Gabrielle Carey, author of Puberty Blues with Kathy Lette, has just published a memoir, Waiting Room, and she discusses it and her sadness over the recent death of her mother, with Lissa Christopher for "The Sydney Morning Herald".
Amid all the sadness, Carey is also experiencing "this rush of things I want to write. I'm beginning to believe that maybe all my life, the way to deal with pain has been to transform it into art - if what I do is art - to transform it into something else, take it out of yourself and put it somewhere else that makes it bearable."
In Waiting Room, Carey describes the drive to write as a symptom of malfunction.
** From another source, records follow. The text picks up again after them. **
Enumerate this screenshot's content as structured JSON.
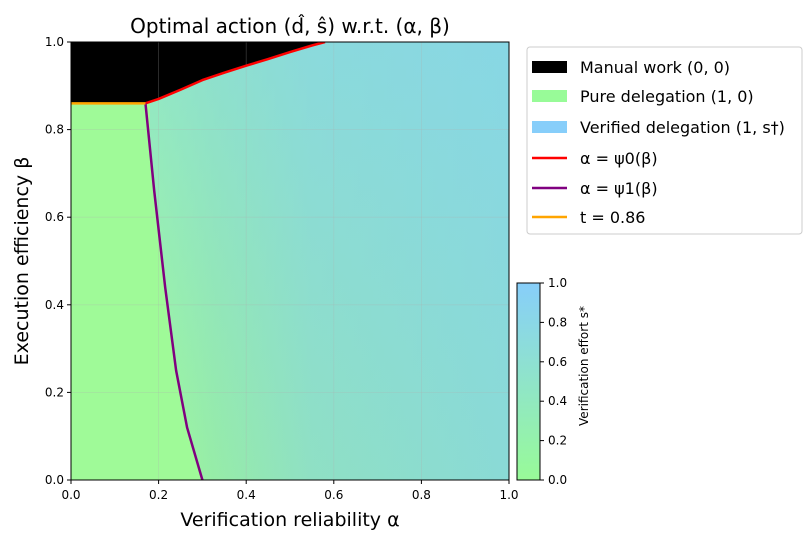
{
  "chart_data": {
    "type": "heatmap",
    "title": "Optimal action (d̂, ŝ) w.r.t. (α, β)",
    "xlabel": "Verification reliability α",
    "ylabel": "Execution efficiency β",
    "xlim": [
      0.0,
      1.0
    ],
    "ylim": [
      0.0,
      1.0
    ],
    "xticks": [
      "0.0",
      "0.2",
      "0.4",
      "0.6",
      "0.8",
      "1.0"
    ],
    "yticks": [
      "0.0",
      "0.2",
      "0.4",
      "0.6",
      "0.8",
      "1.0"
    ],
    "grid": true,
    "regions": [
      {
        "name": "Manual work (0, 0)",
        "color": "#000000"
      },
      {
        "name": "Pure delegation (1, 0)",
        "color": "#98fb98"
      },
      {
        "name": "Verified delegation (1, s†)",
        "color": "#87cefa"
      }
    ],
    "series": [
      {
        "name": "α = ψ0(β)",
        "color": "#ff0000",
        "x": [
          0.17,
          0.2,
          0.25,
          0.3,
          0.35,
          0.4,
          0.45,
          0.5,
          0.55,
          0.58
        ],
        "y": [
          0.86,
          0.87,
          0.891,
          0.913,
          0.93,
          0.946,
          0.961,
          0.977,
          0.992,
          1.0
        ]
      },
      {
        "name": "α = ψ1(β)",
        "color": "#800080",
        "x": [
          0.17,
          0.19,
          0.215,
          0.24,
          0.265,
          0.3
        ],
        "y": [
          0.86,
          0.66,
          0.44,
          0.25,
          0.12,
          0.0
        ]
      },
      {
        "name": "t = 0.86",
        "color": "#ffa500",
        "x": [
          0.0,
          0.17
        ],
        "y": [
          0.86,
          0.86
        ]
      }
    ],
    "colorbar": {
      "label": "Verification effort s*",
      "range": [
        0.0,
        1.0
      ],
      "ticks": [
        "0.0",
        "0.2",
        "0.4",
        "0.6",
        "0.8",
        "1.0"
      ],
      "color_low": "#98fb98",
      "color_high": "#87cefa"
    },
    "legend_position": "outside-top-right"
  }
}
"Once, when Brigie [Carey's daughter] was about eight, I thought I noticed the kind of withdrawn behaviour that I had exhibited as a child - the kind of psychology that leads a person to go silent, to ruminate and then, finally, to write things down. I went into an immediate panic and arranged an appointment with a child psychologist."
Despite Carey's fears, however, the writing condition is not manifest in Brigid, now an adult. "She's into fashion and beauty," Carey says, seeming pleased - and yet not so pleased. "My children are much more rounded healthy individuals than I am."
Most of Waiting Room was written about seven years ago, when Joan Carey was diagnosed with a brain tumour. It describes her catastrophic memory loss and muses on her taciturn, stoic-to-a-fault approach to life; the role of the middle-aged parent caught between the needs of their own children and an ailing parent; and Carey's passionate desire to know her mother more intimately.